Stangerode im Harz
Stangerode im Harz

Geschichte des Ortes Stangerode

history

"Das erste Dorf an der Eine, gen Arnstein gehörig, ist Stangerode, denn die anderen beyde darüber, Abberode und Steinbrücken, gehören gen Rammelburg. Es liegt aber dieses Dorf eine kleine Meile von Arnstein vor dem Hartz mitten im Gehültze in einem Grunde und wenn von großem Regen oder zu Tauwetters Zeiten die Eine, Leine und Wibeck sich ergießen, so liegt Stangerode wie ein kleines Venedig im Wasser, daß man truckenem Fußes darzu nicht kommen kann. Hat sonst allda gar gute Viehzucht. Am Dorf gegen Mitternacht liegt ein Berg, der Herren Moseberg genannt, gegen Mittag der Hanberg. Über den Teichen daselbst hat es einen Brunnen, heißet der Glockenbrunnen"

 

Cyriacus Spangenberg (1528 - 1604)

Vor 1200      
Der Ort gehört zum Burgbezirk der Moseburg
1216            
Erste urkundliche Erwähnung des Ortes „Stangerodt“
vor 1387      
Entstehung der Sage vom Kuttenzins oder Thomaspfennig
um 1430       
Stangeröder erbringen Frondienste auf der Burg Falkenstein. Der Kuttenzins wird von den
Stangerödern an das Kloster Konradsburg, dann an die vom Arnstein, und zwischenzeitlich an
den Falkenstein erbracht.
1448/49       
Der Ort ist vermutlich von der Pestwelle in Norddeutschland betroffen. Viele Bewohner sterben.
1497             
Erwähnung eines Müllers Moritz Daniel der im Ort Bier brauen wollte.

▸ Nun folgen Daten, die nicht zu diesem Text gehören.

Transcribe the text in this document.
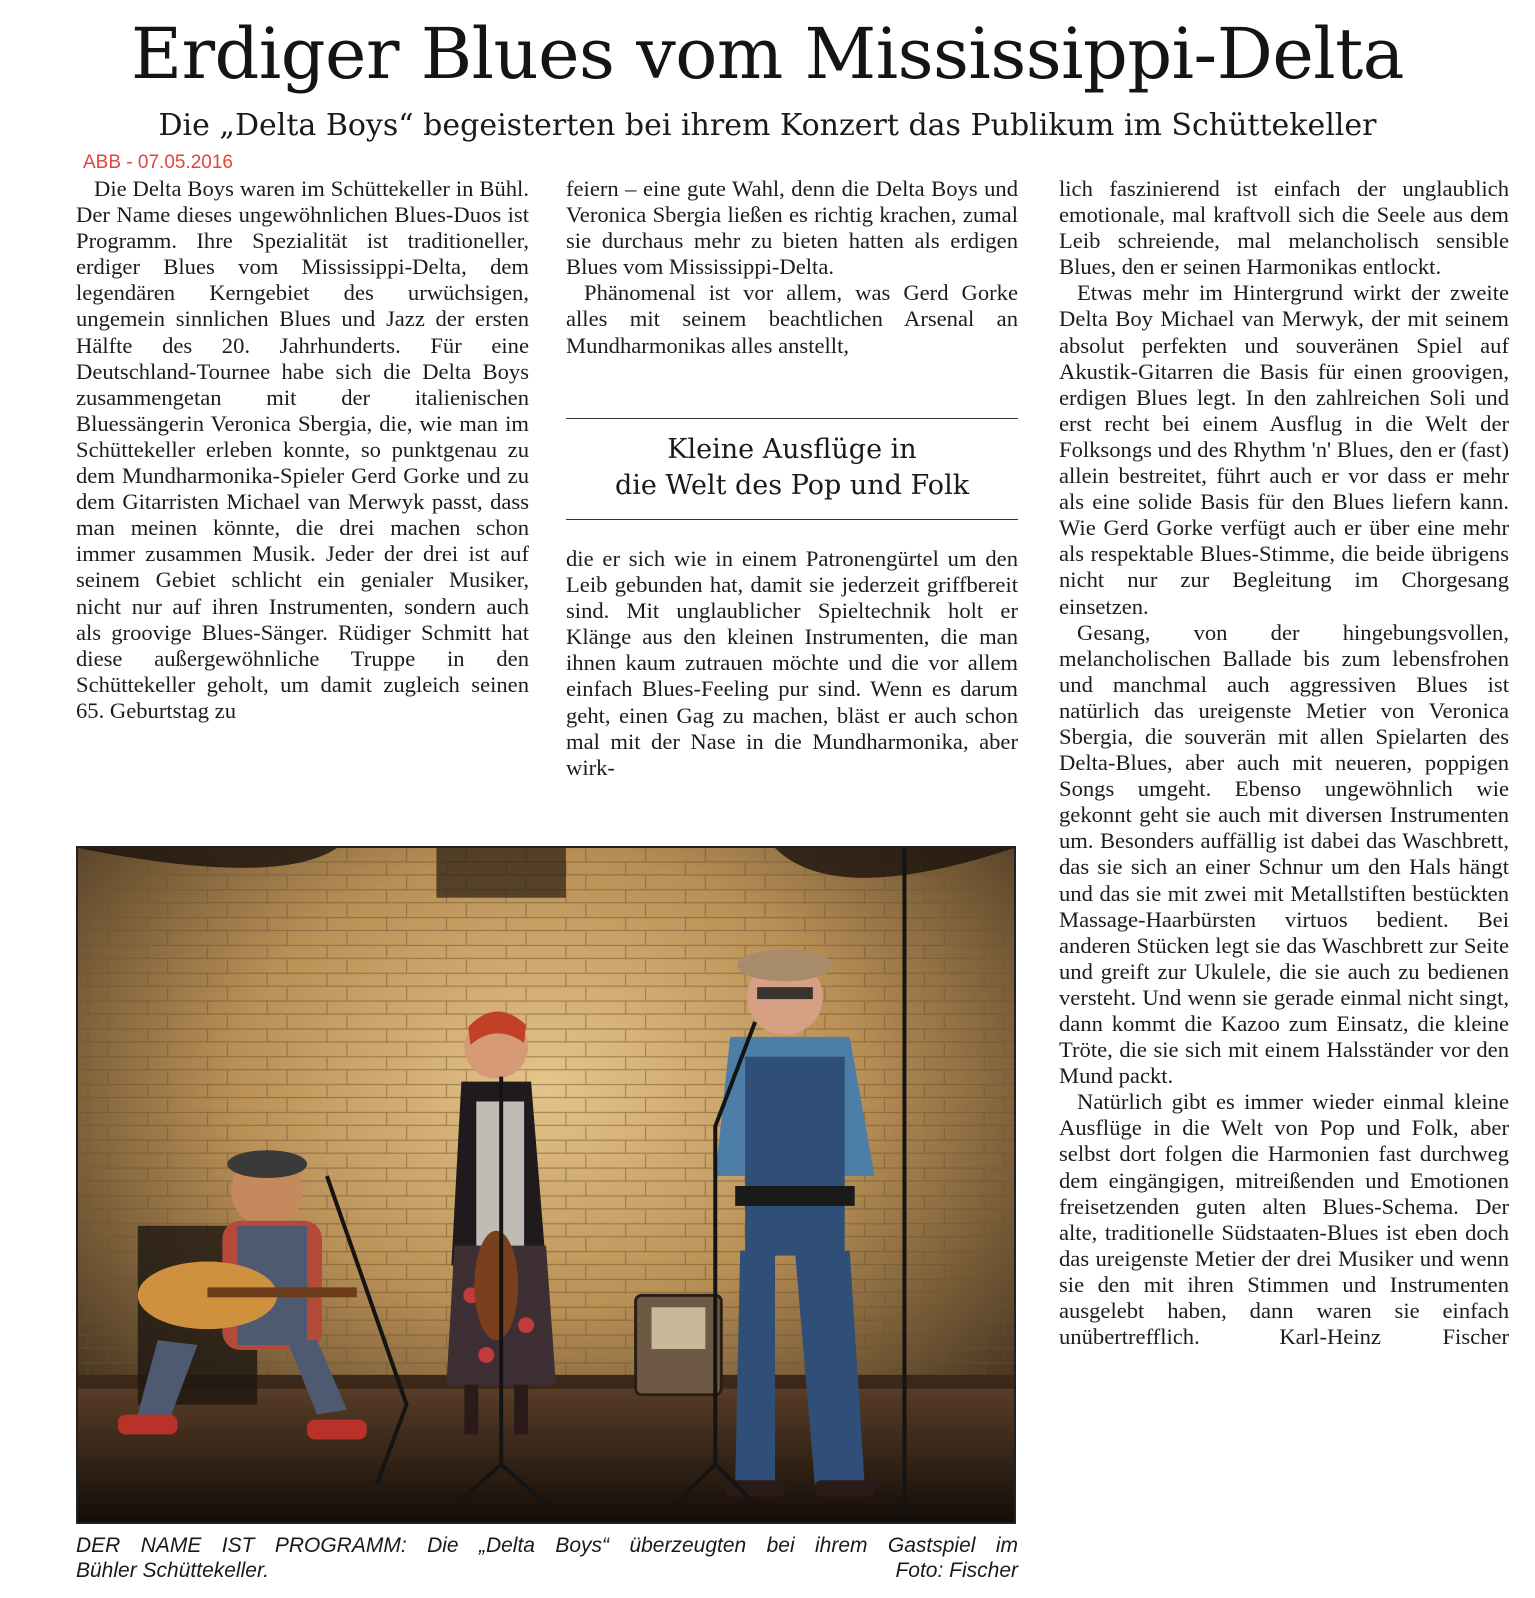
Erdiger Blues vom Mississippi-Delta
Die „Delta Boys“ begeisterten bei ihrem Konzert das Publikum im Schüttekeller
ABB - 07.05.2016

Die Delta Boys waren im Schüttekeller in Bühl. Der Name dieses ungewöhnlichen Blues-Duos ist Programm. Ihre Spezialität ist traditioneller, erdiger Blues vom Mississippi-Delta, dem legendären Kerngebiet des urwüchsigen, ungemein sinnlichen Blues und Jazz der ersten Hälfte des 20. Jahrhunderts. Für eine Deutschland-Tournee habe sich die Delta Boys zusammengetan mit der italienischen Bluessängerin Veronica Sbergia, die, wie man im Schüttekeller erleben konnte, so punktgenau zu dem Mundharmonika-Spieler Gerd Gorke und zu dem Gitarristen Michael van Merwyk passt, dass man meinen könnte, die drei machen schon immer zusammen Musik. Jeder der drei ist auf seinem Gebiet schlicht ein genialer Musiker, nicht nur auf ihren Instrumenten, sondern auch als groovige Blues-Sänger. Rüdiger Schmitt hat diese außergewöhnliche Truppe in den Schüttekeller geholt, um damit zugleich seinen 65. Geburtstag zu

feiern – eine gute Wahl, denn die Delta Boys und Veronica Sbergia ließen es richtig krachen, zumal sie durchaus mehr zu bieten hatten als erdigen Blues vom Mississippi-Delta.

Phänomenal ist vor allem, was Gerd Gorke alles mit seinem beachtlichen Arsenal an Mundharmonikas alles anstellt,

Kleine Ausflüge in
die Welt des Pop und Folk

die er sich wie in einem Patronengürtel um den Leib gebunden hat, damit sie jederzeit griffbereit sind. Mit unglaublicher Spieltechnik holt er Klänge aus den kleinen Instrumenten, die man ihnen kaum zutrauen möchte und die vor allem einfach Blues-Feeling pur sind. Wenn es darum geht, einen Gag zu machen, bläst er auch schon mal mit der Nase in die Mundharmonika, aber wirk-

lich faszinierend ist einfach der unglaublich emotionale, mal kraftvoll sich die Seele aus dem Leib schreiende, mal melancholisch sensible Blues, den er seinen Harmonikas entlockt.

Etwas mehr im Hintergrund wirkt der zweite Delta Boy Michael van Merwyk, der mit seinem absolut perfekten und souveränen Spiel auf Akustik-Gitarren die Basis für einen groovigen, erdigen Blues legt. In den zahlreichen Soli und erst recht bei einem Ausflug in die Welt der Folksongs und des Rhythm 'n' Blues, den er (fast) allein bestreitet, führt auch er vor dass er mehr als eine solide Basis für den Blues liefern kann. Wie Gerd Gorke verfügt auch er über eine mehr als respektable Blues-Stimme, die beide übrigens nicht nur zur Begleitung im Chorgesang einsetzen.

Gesang, von der hingebungsvollen, melancholischen Ballade bis zum lebensfrohen und manchmal auch aggressiven Blues ist natürlich das ureigenste Metier von Veronica Sbergia, die souverän mit allen Spielarten des Delta-Blues, aber auch mit neueren, poppigen Songs umgeht. Ebenso ungewöhnlich wie gekonnt geht sie auch mit diversen Instrumenten um. Besonders auffällig ist dabei das Waschbrett, das sie sich an einer Schnur um den Hals hängt und das sie mit zwei mit Metallstiften bestückten Massage-Haarbürsten virtuos bedient. Bei anderen Stücken legt sie das Waschbrett zur Seite und greift zur Ukulele, die sie auch zu bedienen versteht. Und wenn sie gerade einmal nicht singt, dann kommt die Kazoo zum Einsatz, die kleine Tröte, die sie sich mit einem Halsständer vor den Mund packt.

Natürlich gibt es immer wieder einmal kleine Ausflüge in die Welt von Pop und Folk, aber selbst dort folgen die Harmonien fast durchweg dem eingängigen, mitreißenden und Emotionen freisetzenden guten alten Blues-Schema. Der alte, traditionelle Südstaaten-Blues ist eben doch das ureigenste Metier der drei Musiker und wenn sie den mit ihren Stimmen und Instrumenten ausgelebt haben, dann waren sie einfach unübertrefflich.	Karl-Heinz Fischer

DER NAME IST PROGRAMM: Die „Delta Boys“ überzeugten bei ihrem Gastspiel im
Bühler Schüttekeller.	Foto: Fischer
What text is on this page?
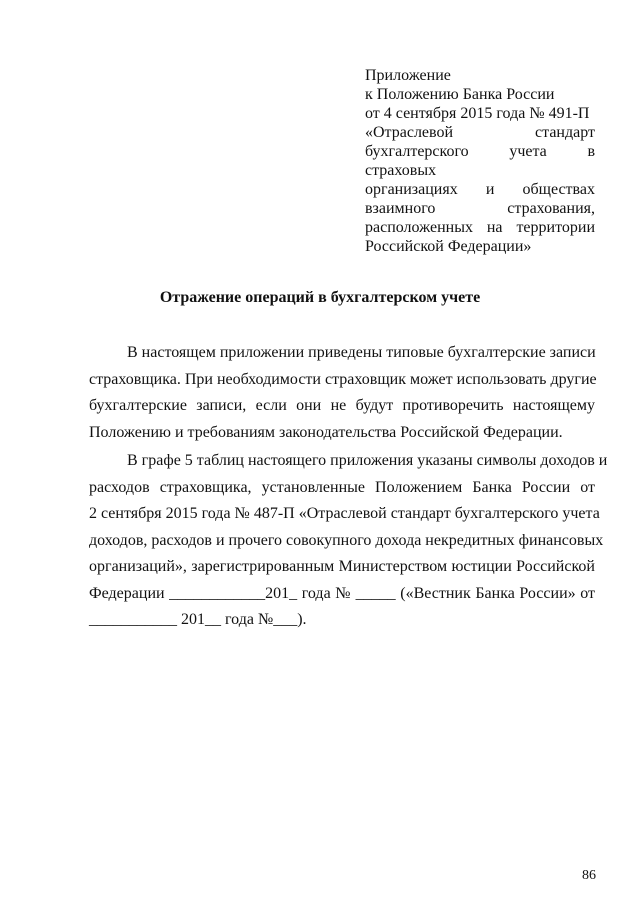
Приложение
к Положению Банка России
от 4 сентября 2015 года № 491-П
«Отраслевой стандарт
бухгалтерского учета в страховых
организациях и обществах
взаимного страхования,
расположенных на территории
Российской Федерации»
Отражение операций в бухгалтерском учете
В настоящем приложении приведены типовые бухгалтерские записи
страховщика. При необходимости страховщик может использовать другие
бухгалтерские записи, если они не будут противоречить настоящему
Положению и требованиям законодательства Российской Федерации.
В графе 5 таблиц настоящего приложения указаны символы доходов и
расходов страховщика, установленные Положением Банка России от
2 сентября 2015 года № 487-П «Отраслевой стандарт бухгалтерского учета
доходов, расходов и прочего совокупного дохода некредитных финансовых
организаций», зарегистрированным Министерством юстиции Российской
Федерации ____________201_ года № _____ («Вестник Банка России» от
___________ 201__ года №___).
86
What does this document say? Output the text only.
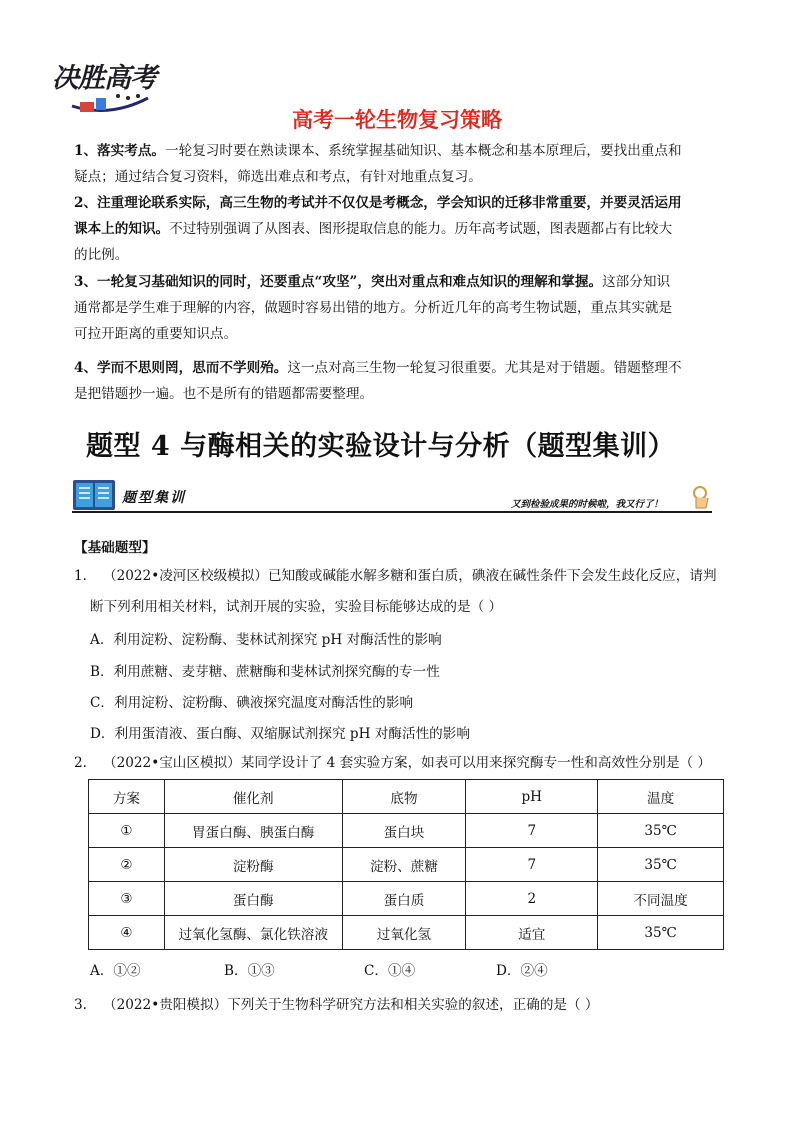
决胜高考
高考一轮生物复习策略
1、落实考点。一轮复习时要在熟读课本、系统掌握基础知识、基本概念和基本原理后，要找出重点和
疑点；通过结合复习资料，筛选出难点和考点，有针对地重点复习。
2、注重理论联系实际，高三生物的考试并不仅仅是考概念，学会知识的迁移非常重要，并要灵活运用
课本上的知识。不过特别强调了从图表、图形提取信息的能力。历年高考试题，图表题都占有比较大
的比例。
3、一轮复习基础知识的同时，还要重点“攻坚”，突出对重点和难点知识的理解和掌握。这部分知识
通常都是学生难于理解的内容，做题时容易出错的地方。分析近几年的高考生物试题，重点其实就是
可拉开距离的重要知识点。
4、学而不思则罔，思而不学则殆。这一点对高三生物一轮复习很重要。尤其是对于错题。错题整理不
是把错题抄一遍。也不是所有的错题都需要整理。
题型 4 与酶相关的实验设计与分析（题型集训）
题型集训	又到检验成果的时候啦，我又行了！
【基础题型】
1. （2022•凌河区校级模拟）已知酸或碱能水解多糖和蛋白质，碘液在碱性条件下会发生歧化反应，请判
断下列利用相关材料，试剂开展的实验，实验目标能够达成的是（ ）
A．利用淀粉、淀粉酶、斐林试剂探究 pH 对酶活性的影响
B．利用蔗糖、麦芽糖、蔗糖酶和斐林试剂探究酶的专一性
C．利用淀粉、淀粉酶、碘液探究温度对酶活性的影响
D．利用蛋清液、蛋白酶、双缩脲试剂探究 pH 对酶活性的影响
2. （2022•宝山区模拟）某同学设计了 4 套实验方案，如表可以用来探究酶专一性和高效性分别是（ ）
方案	催化剂	底物	pH	温度
①	胃蛋白酶、胰蛋白酶	蛋白块	7	35℃
②	淀粉酶	淀粉、蔗糖	7	35℃
③	蛋白酶	蛋白质	2	不同温度
④	过氧化氢酶、氯化铁溶液	过氧化氢	适宜	35℃
A．①②	B．①③	C．①④	D．②④
3. （2022•贵阳模拟）下列关于生物科学研究方法和相关实验的叙述，正确的是（ ）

Am 21. Oktober dieses
Jahres wurde das halbe Dorf durch einen Brand vernichtet.
um 1500       
Ein betrunkener Gast erschlägt seinen Wirt mit einem Beil.
1506             
Graf Albrecht zu Mansfeld kauft seinem Vetter Graf Ernsten das Schloss und die Mark Wippra mit
allem Zubehör für 2000 Gulden ab. „Darunter auch sechzehnten Stück Saltzes gewesen, so die
Gemeinde zu Stangerode jährlich gen Wippra geben müssen.“
1526             
Ein Bauernknecht verunglückt in der „Leimengrube“1545. Auf Ansuchen Lewin Lenzen und
Volkmar Amtmanns gestatten die Grafen von Mansfeld den Einwohnern von Stangerode eine
eigene Kirche zu bauen. Zum Bau der Kirche gaben Lewin Lenzen 34 fl., Volkmar Amtmann 30 fl.
und die Gemeinde Steine und Holz. Zwei (gebrauchte) Glocken wurden von den Grafen zur
Verfügung gestellt. Die eine Glocke stammte von der Stachelkirche S. Eustachii in Walbich
(Walbeck?) das zweite Glöcklein aus einer Kirche vor dem Arnstein. Am 28. September wurde
die St. Salvatoris Kirche von Michael Cölius eingeweiht. Ein Jahr später wurden der neuen Kirche
aus der Stiftskirche vom Schloss Mansfeld ein goldener Kelch, 2 Messingleuchter, ein
Messgewand und andere Kirchenausstattungen zur Verfügung gestellt.

 

Stangerode Erholungsort im Harz

Stangerode Ortsmitte

Stangerode gehört seit 2010 zur Stadt Arnstein. Der Ort hat ca. 350 Einwohner und liegt 203 m über dem Meeresspiegel. Aufgrund seiner Lage und ausgezeichneten Luft ist Stangerode staatlich anerkannter Erholungsort. Stangerode steht aufgrund seiner Ursprünglichkreit und Naturnähe für "Sanften Tourismus".